An example sequence of file operations that can cause a data race is moving a directory then making further modifications inside it. The OS events report the “new” directory but not its contents, so DirectoryWatcher has to list the contents. The list results and the OS events from subsequent operations can give contradictory information about the same file, with no way to know which is more recent and so correct. The implementations created with the help of these tests aim to detect such ambiguity and resolve it by polling again after the event arrives.

Standalone tests

The end to end tests that run on CI include a series of seeded pseudorandom file operation batches and a set of hardcoded tests that were derived from interesting random runs. These guard against common data races.

But, they don't run for long enough on CI to give high confidence that there are no data races.

So, when making changes that might affect data races it is recommended to run a longer “standalone” end to end test run.

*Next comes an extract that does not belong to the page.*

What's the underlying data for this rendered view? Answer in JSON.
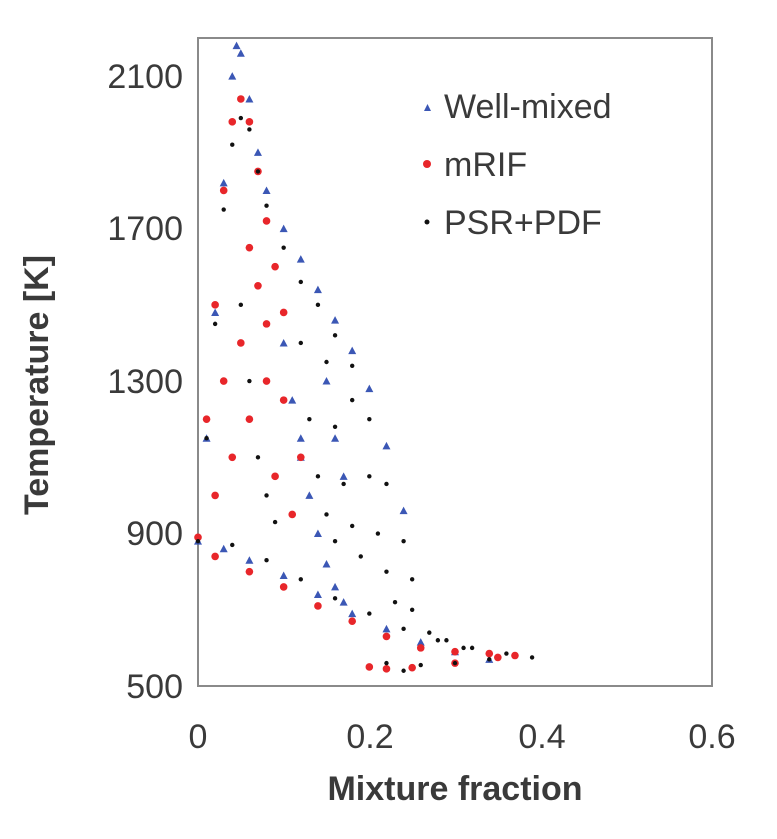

This should be done on whichever platform(s) are affected, Windows, Mac and/or Linux, by running the end to end test multiple times in parallel and overnight.

# Launch in multiple terminals, enough to use 100% CPU.
dart test/directory_watcher/end_to_end_test_runner.dart random

# Or on Linux, install `parallel` and use that to run any number in parallel.
parallel --ungroup --halt now,done=1 \
    -j 100 ::: \
    $(for i in (seq 1 100); do echo 'dart test/directory_watcher/end_to_end_test_runner.dart'; end)

Run in this way the test runs until it hits a failure. If it does, it prints a link to a log which shows a combination of file operations F, watcher internals W and the events seen by the ClientSimulator marked C. It also prints the seed of the failure, which can be used to run the same pseudorandom batch of file operations to see if the exact same failure can be reproduced:

dart test/directory_watcher/end_to_end_test_runner.dart seed 42

Another way to rerun the exact same sequence of operations that failed is to copy the failure log into end_to_end_tests.dart as a test case. Only the lines that are file operations marked with F are needed. Then run:

dart test/directory_watcher/end_to_end_test_runner.dart replay <test name>

If a failure can be reproduced in this way then you can try removing irrelevant-seeming parts of the log until you have a minimal repro case. Note that a file operation that can't be carried out, for example a move into a directory that does not exist, is silently skipped over and does nothing.

False negatives

The standalone end to end tests have one known “false negative” issue, which is that very occasionally and under heavy load the test might not wait long enough before deciding that ClientWatcher has incorrect state. This can be noticed in the failure log if all the wrong tracking is about file events at the end of the run, and with no watcher log entries afterwards. Such failures can be ignored.

TODO(davidmorgan): detect this automatically and wait longer instead of failing the test.